82. Les MLP ont fait valoir en séance qu'elles contestaient l'évaluation faite par les NMPP de la part des coûts du tronc commun de Presse 2000 dans le total des coûts du système Presse 2000, soit 75 %. Le Conseil considère que leur propre évaluation, soit 60 %, n'est appuyée par aucun élément probant. Par ailleurs il estime que la prise en compte, à ce stade, des coûts de maintenance et de développement de Presse 2000 n'est pas justifiée, dans la mesure où ces coûts sont déjà nécessairement couverts par la contribution aux coûts de développement dont le mode de calcul implique que tous les coûts de développement engagés annuellement sont couverts. Enfin, alors que les MLP faisaient valoir que le réseau VPN installé chez les diffuseurs n'alimentait pas le tronc commun de Presse 2000, les explications données en séance par les NMPP ont convaincu le Conseil qu'il s'agissait de coûts pertinents pour le tronc commun de Presse 2000.
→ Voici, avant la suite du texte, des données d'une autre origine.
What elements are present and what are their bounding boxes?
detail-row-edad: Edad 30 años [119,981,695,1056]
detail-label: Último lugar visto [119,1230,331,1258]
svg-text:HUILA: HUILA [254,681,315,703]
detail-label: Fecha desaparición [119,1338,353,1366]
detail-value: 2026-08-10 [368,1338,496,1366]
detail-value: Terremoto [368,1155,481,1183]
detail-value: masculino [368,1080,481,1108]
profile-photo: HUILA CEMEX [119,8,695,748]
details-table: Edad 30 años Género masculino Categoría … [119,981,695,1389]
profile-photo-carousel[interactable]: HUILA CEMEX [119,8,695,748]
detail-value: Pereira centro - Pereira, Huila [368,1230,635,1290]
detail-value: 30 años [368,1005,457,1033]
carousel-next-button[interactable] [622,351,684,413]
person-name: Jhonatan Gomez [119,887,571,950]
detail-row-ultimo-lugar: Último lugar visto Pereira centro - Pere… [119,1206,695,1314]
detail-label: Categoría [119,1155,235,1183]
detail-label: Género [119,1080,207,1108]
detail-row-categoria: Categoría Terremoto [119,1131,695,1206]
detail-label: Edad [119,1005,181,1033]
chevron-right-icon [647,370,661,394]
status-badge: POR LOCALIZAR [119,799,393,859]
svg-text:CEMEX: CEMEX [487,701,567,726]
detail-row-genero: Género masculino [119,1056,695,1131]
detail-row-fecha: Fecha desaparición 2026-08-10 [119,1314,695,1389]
83. Comme pour les autres conditions auxquelles est subordonné l'accès direct automatisé donné aux MLP, la charge d'accès ne doit pas être fixée à un niveau dissuasif qui enlève aux engagements tout effet utile. Selon une jurisprudence constante, tant nationale que communautaire (décisions n° 00-D-27 du 13 juin 2000, Prison d'Osny, et n° 05-D-15 du 13 avril 2005, société Regal Pat contre Electricité de Strasbourg, CJCE General Motors 13 novembre 1975 et CJCE 11 novembre 1986 British Leyland) le caractère non excessif d'un prix doit au premier abord s'apprécier au regard des coûts de la prestation. Une disproportion manifeste entre ce prix et la valeur du service correspondant, qui ne s'appuie sur aucune justification économique, est ainsi susceptible de fausser le jeu de la concurrence si ce prix est fixé par une entreprise en position dominante et est de nature à produire des effets d'exclusion sur un marché. S'il n'est pas possible d'établir cette disproportion par examen des coûts, la jurisprudence permet de recourir à une évaluation par comparaison avec les prix pratiqués par des entreprises placées dans des situations équivalentes.
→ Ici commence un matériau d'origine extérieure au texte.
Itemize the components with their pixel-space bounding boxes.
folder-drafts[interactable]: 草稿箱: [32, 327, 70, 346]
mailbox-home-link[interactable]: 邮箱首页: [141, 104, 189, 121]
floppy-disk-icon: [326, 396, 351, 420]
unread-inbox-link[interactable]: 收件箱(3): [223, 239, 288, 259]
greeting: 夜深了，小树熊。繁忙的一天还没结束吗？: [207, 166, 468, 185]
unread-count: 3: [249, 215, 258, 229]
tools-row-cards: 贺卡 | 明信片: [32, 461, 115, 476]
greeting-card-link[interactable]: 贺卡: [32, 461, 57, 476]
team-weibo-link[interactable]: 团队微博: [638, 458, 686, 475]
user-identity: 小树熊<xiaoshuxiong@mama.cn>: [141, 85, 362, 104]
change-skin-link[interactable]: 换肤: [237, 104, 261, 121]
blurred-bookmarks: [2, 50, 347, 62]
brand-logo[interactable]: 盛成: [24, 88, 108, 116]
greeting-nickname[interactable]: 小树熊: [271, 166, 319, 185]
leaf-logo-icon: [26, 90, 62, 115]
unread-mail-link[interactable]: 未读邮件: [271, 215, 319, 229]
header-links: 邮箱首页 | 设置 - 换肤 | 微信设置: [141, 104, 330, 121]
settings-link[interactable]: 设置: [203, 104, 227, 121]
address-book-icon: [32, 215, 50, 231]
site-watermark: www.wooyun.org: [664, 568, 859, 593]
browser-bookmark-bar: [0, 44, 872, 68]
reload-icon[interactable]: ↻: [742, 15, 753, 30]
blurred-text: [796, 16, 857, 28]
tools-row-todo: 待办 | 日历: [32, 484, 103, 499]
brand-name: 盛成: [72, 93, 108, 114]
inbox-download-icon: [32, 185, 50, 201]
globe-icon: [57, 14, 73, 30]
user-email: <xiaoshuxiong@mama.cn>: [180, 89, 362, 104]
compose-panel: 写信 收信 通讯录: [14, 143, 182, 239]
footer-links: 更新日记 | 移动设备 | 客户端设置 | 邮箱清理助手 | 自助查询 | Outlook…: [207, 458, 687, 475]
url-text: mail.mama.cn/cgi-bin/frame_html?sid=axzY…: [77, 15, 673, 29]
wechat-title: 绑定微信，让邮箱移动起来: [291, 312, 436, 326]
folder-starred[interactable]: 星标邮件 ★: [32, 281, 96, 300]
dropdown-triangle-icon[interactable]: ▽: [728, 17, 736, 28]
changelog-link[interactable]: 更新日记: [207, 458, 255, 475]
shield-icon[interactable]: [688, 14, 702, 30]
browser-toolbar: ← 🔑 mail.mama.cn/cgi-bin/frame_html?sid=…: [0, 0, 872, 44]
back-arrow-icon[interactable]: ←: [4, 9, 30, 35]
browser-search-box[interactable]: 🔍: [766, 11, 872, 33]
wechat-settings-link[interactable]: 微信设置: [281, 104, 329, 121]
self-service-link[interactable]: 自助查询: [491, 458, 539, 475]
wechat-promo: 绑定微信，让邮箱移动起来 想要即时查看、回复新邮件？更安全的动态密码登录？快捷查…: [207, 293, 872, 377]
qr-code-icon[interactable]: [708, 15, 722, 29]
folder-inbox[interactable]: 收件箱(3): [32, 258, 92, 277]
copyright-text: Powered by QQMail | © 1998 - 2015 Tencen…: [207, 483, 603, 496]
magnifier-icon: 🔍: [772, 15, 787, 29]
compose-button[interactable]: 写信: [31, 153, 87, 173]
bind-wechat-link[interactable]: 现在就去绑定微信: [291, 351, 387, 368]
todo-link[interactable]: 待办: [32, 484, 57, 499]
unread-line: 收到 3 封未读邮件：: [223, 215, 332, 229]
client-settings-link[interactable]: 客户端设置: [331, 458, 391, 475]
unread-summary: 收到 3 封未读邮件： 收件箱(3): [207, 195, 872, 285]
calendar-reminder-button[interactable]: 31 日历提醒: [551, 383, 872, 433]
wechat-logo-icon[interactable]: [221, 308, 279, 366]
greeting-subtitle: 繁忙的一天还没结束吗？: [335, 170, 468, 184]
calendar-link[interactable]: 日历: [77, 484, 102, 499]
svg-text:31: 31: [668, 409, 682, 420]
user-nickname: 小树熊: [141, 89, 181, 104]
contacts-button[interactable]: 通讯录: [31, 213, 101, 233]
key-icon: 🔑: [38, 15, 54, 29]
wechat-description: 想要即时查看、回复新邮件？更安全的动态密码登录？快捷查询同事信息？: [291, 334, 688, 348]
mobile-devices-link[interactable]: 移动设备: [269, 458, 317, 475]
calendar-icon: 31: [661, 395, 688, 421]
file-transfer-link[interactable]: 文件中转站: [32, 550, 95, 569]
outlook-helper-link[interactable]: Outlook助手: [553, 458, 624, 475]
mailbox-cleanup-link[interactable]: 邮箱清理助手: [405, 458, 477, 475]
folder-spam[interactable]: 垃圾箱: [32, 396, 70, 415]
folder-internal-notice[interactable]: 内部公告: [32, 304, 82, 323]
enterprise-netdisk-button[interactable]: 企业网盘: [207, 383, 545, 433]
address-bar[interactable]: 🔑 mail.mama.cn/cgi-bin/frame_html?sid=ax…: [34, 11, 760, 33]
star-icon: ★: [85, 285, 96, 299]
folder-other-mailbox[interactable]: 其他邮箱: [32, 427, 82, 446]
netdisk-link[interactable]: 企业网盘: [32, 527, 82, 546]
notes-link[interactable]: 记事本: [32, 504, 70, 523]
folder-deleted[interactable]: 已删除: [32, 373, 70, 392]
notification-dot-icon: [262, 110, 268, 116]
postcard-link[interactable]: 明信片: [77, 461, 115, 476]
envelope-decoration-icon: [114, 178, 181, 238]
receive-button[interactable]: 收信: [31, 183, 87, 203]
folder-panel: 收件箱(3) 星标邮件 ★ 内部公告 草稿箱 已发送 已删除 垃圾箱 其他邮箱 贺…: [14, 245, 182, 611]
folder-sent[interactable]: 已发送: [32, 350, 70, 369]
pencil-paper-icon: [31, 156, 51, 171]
84. Sur la base de ce guide d'analyse, le mode de calcul décrit ci-dessus est jugé par le Conseil comme prenant en compte les coûts pertinents pour la prestation concernée et devant conduire à une rémunération équitable. Afin de réduire les délais de négociation du contrat visé au § 71 ci-dessus, les NMPP indiquent que la charge d'accès facturable au titre de l'année 2008 devrait se situer dans une fourchette de 600 000 à 700 000 euro hors taxes. Le Conseil en prend acte.

85. En cas de remplacement de Presse 2000, les NMPP soumettront aux MLP une formule de calcul de la charge d'accès qui leur sera demandée. En ce qui concerne l'assiette des coûts à prendre en compte, dont une quote-part constituera la base de la charge d'accès, les NMPP ont accepté en séance, pour répondre aux préoccupations de concurrence du Conseil, de préciser que cette assiette comprendra tous les coûts pertinents et justifiés de développement et que, en cas de remplacement de Presse 2000, les MLP seraient informées un an au moins avant le déploiement du nouveau système (point 6).

Sur le suivi de la mise en œuvre de l'engagement

86. L'accès direct automatisé sera mis en place dans chaque dépôt dans les 4 semaines suivant la date de signature du contrat avec les MLP et de l'avenant au contrat de licence du dépositaire concerné (point 12). Enfin, les NMPP s'engagent (point 3) à tenir le Conseil informé de l'exécution de leur engagement. Ces dispositions n'appellent pas de remarque.

87. En conséquence, le Conseil considère que l'engagement proposé répond aux préoccupations de concurrence soulevées dans cette affaire et présente un caractère crédible et vérifiable. L'engagement et ses deux annexes sont annexés à la présente décision dont ils font partie intégrante.

DÉCISION

Article 1er : Le Conseil accepte l'engagement pris par les NMPP, qui fait partie intégrante de la présente décision à laquelle il est annexé. Cet engagement est rendu obligatoire à compter de la date de notification de la décision.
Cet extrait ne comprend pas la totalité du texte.